Trent’anni fa Il racconto del Vajont era la voce e il corpo di Marco Paolini. La sera di lunedì 9 ottobre 2023, nel 60esimo anniversario della tragedia del Vajont che costò la vita a 2000 persone, diventerà VajontS 23, azione corale di teatro civile messa in scena in contemporanea in 130 teatri dall’Alto Adige alla Sicilia e anche all’estero.
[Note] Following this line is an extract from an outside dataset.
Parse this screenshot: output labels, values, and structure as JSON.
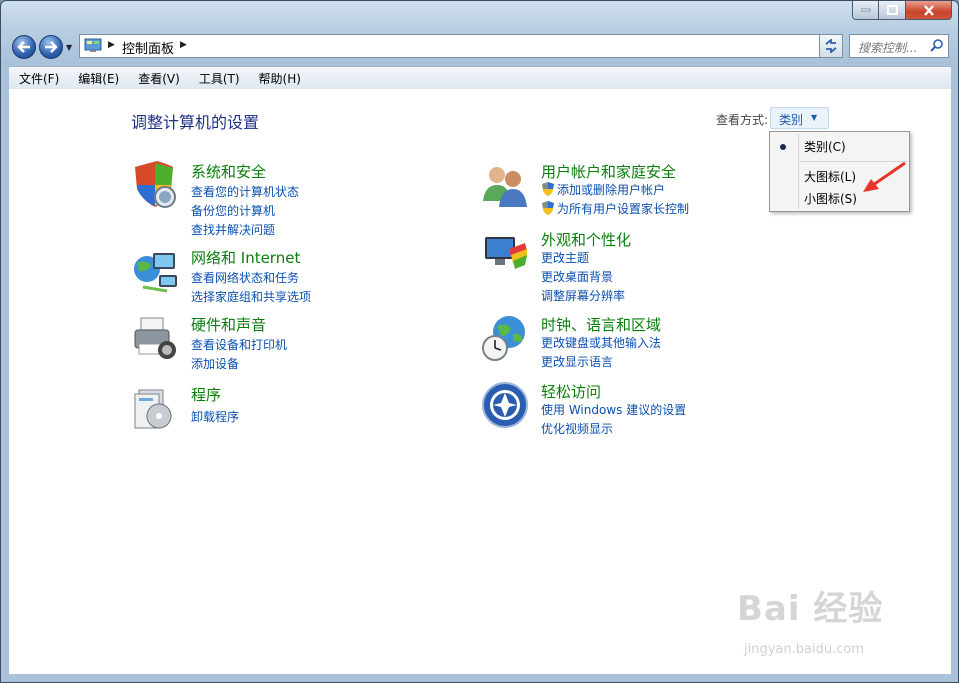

Grandi attori e allievi delle scuole di teatro, teatri stabili e compagnie di teatro di ricerca, musicisti e danzatori, maestranze, personale e spettatori arruolati come lettori si riuniranno nei posti più diversi, dallo Strehler di Milano ai piccoli teatri di provincia, a scuole, chiese, centri civici, biblioteche, piazze di quartiere, dighe e centri parrocchiali. Ciascuno realizzerà un proprio allestimento di VajontS 23 a partire dalle peculiarità del suo territorio. E poi, tutti si fermeranno alle 22.39, l’ora in cui la montagna franò nella diga.
Il progetto sarà messo in scena anche al Teatro Parodi di Porto Torres (via Matteotti) lunedì 9 ottobre alle 21:00 (ad ingresso gratuito) con lo spettacolo “Vajonts 23” della compagnia La botte e il cilindro e La camera chiara. In scena ci saranno 10 lettrici e lettori, ai quali si unirà un sand artist che dal vivo seguirà la lettura con la produzione di immagini di sabbia inerenti il racconto. Regia: Stefano Chessa / In scena attori professionisti e allievi di un laboratorio teatrale: Elga Mangone, Elena Fratus, Consuelo Pittalis, Emenuala Pala, Sara Pusceddu, Margherita Lavosi, Giovanni Caravello, Salvatore Faedda, Giuseppe Cinquerrui, Stefano Chessa. Sand Artist: Vito Furio. La regia è curata da Stefano Chessa. Allestimento tecnico di Max Tanda.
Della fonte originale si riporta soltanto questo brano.